The purpose of this proposed study is to evaluate two delivery methods of home-based walking among Veterans with PAD, using an innovative sequential multiple assignments, randomized trial (SMART) design to compare a web-based delivered walking program, and a video telehealth delivered walking program versus
usual care among 225 Veterans with PAD in three sites (Birmingham AL, Palo Alto CA, and Denver CO). Participants will be randomized to 1 of 3 arms; (i) the web-based delivered (WBD) program, (ii) the video telehealth delivered (VTD) program, or (iii) usual care (UC). All participants, irrespective of study assignment,
will receive 2 in-person visits with an exercise physiologist prior to randomization. After 12-weeks, participants in the WBD arm who do not respond will be further randomized to receive WBD + VTD or WBD only. At 24- weeks, participants in the VTD arm who do not respond will be further randomized to receive VTD + WBD or
VTD only.

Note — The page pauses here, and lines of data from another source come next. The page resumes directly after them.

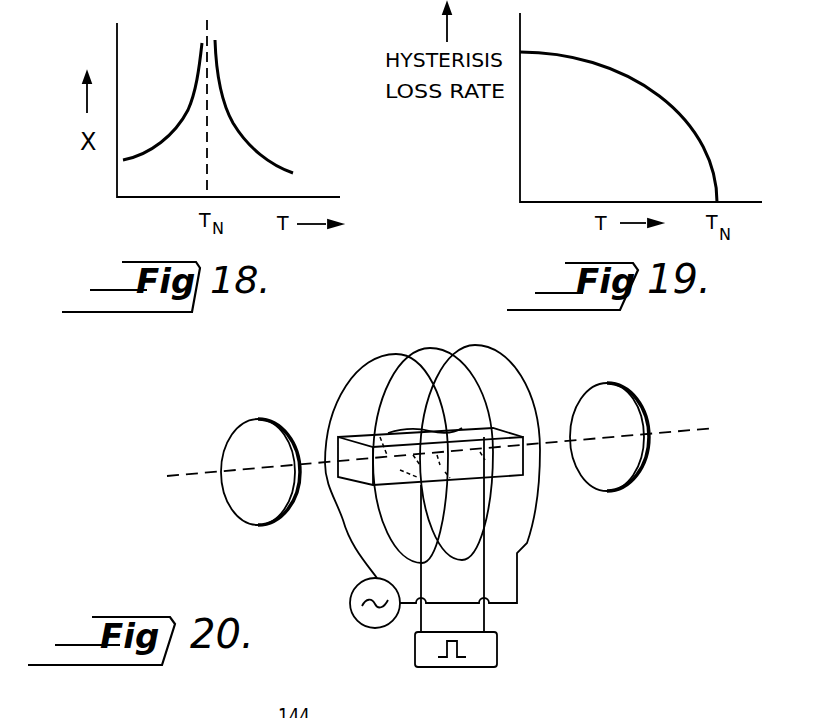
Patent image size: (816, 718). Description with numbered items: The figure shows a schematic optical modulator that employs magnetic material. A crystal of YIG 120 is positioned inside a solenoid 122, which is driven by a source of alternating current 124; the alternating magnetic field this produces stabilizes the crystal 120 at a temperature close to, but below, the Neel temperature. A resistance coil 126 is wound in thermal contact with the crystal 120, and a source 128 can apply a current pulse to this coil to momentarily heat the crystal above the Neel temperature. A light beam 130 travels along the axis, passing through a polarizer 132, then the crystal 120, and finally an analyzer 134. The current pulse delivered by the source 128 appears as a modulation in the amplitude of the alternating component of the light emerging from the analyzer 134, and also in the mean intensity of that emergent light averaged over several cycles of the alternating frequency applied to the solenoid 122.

The crystal of YIG 120 is at (360, 474).
The solenoid 122 is at (420, 343).
The source of alternating current 124 is at (349, 606).
The resistance coil 126 is at (388, 433).
The source 128 is at (498, 648).
The light beam 130 is at (168, 476).
The polarizer 132 is at (250, 512).
The analyzer 134 is at (602, 398).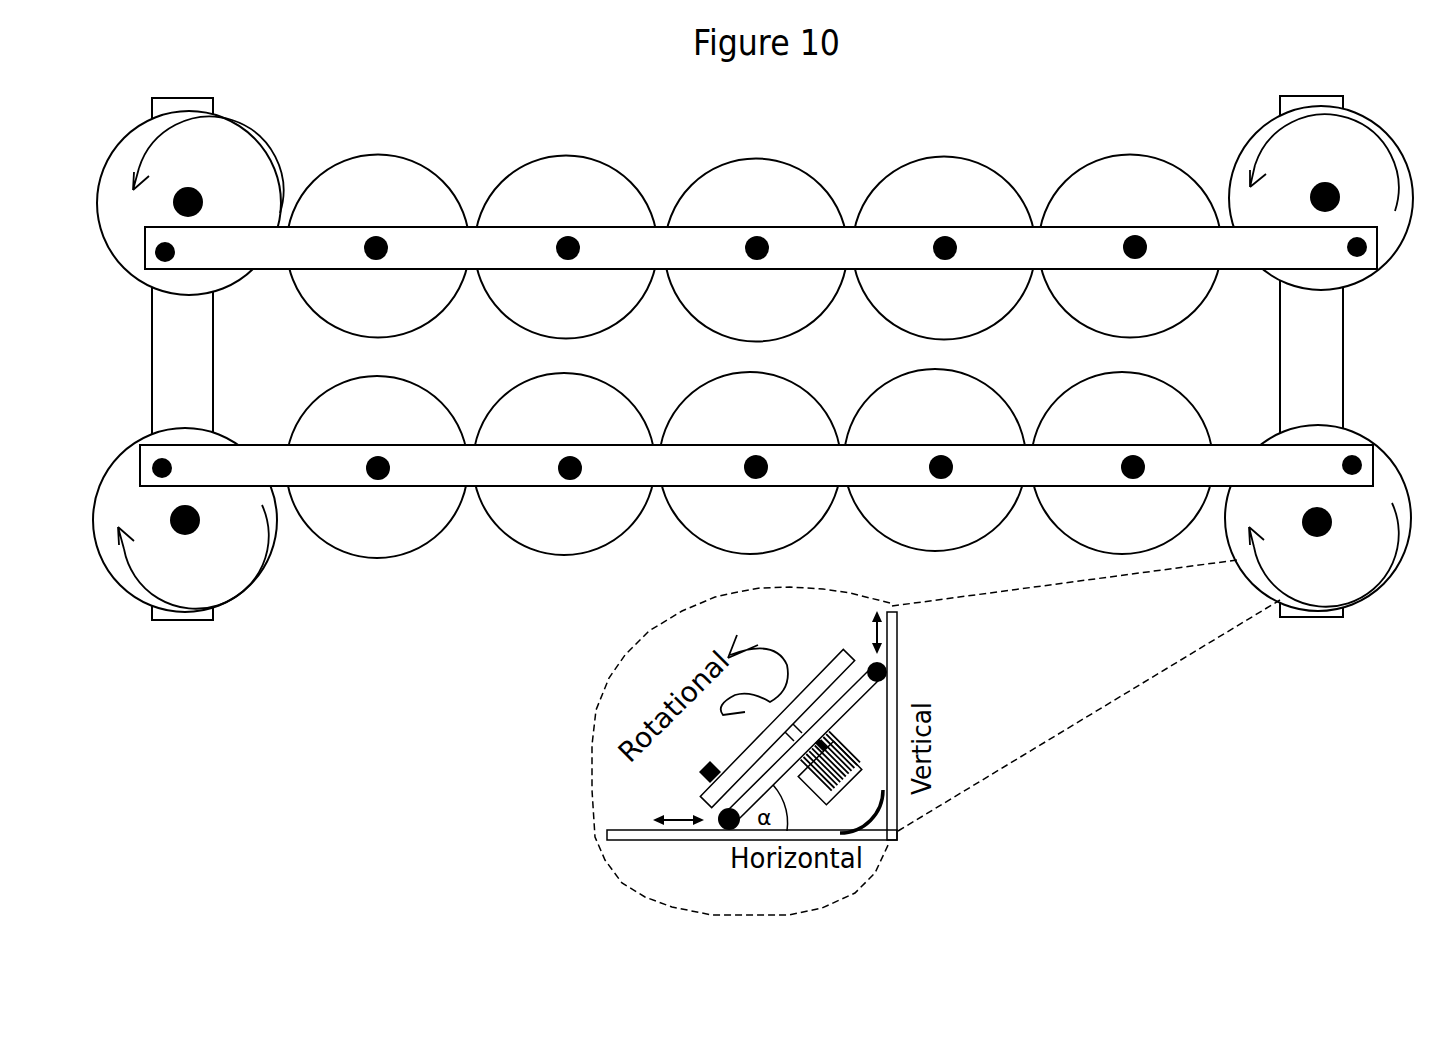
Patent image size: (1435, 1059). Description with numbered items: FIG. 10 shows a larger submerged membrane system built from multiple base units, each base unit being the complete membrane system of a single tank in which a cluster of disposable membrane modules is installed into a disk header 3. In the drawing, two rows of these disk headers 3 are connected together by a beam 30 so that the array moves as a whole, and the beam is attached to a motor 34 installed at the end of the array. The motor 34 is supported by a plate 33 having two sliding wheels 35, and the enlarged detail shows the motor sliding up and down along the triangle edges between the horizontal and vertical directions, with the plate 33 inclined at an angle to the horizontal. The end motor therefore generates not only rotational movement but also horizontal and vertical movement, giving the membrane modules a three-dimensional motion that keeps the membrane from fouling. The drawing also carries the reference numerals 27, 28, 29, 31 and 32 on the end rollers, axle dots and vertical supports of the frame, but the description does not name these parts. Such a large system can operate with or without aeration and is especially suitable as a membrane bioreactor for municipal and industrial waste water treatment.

Nonresponse will be defined as a <15% increase in maximal walk distance compared to baseline (measured with a validated treadmill protocol at 12-weeks). The interventions will then continue for an additional 12-weeks. After the 24-week visit, participants will be followed for an additional 12 weeks to examine longer- term responses for a total participant study duration of 36-weeks. Visits at baseline, 12-, 24- and 36-weeks include maximal and pain-free walking distance and health-related quality of life (HRQOL). The primary outcome of interest will be change in maximal walking distance from baseline to 12-weeks. Secondary outcomes include change in maximal walking distance at 24-, and 36-weeks, and change in pain-free walking distance, and HRQOL at 12-, 24- and 36-weeks. Primary and secondary outcomes will be measured in all participants. Impact: This trial will be the first to use a SMART design to compare two delivery methods for a home-based walking program tailored to Veterans with PAD. With this study, we address a major gap in current knowledge relating to the effective delivery of home-based walking programs. In addition, the proposal is well aligned with the VA’s special emphasis area, mission, and strategic goals, which include the evaluation of nonpharmacologic interventions to promote physical activity and reduce pain.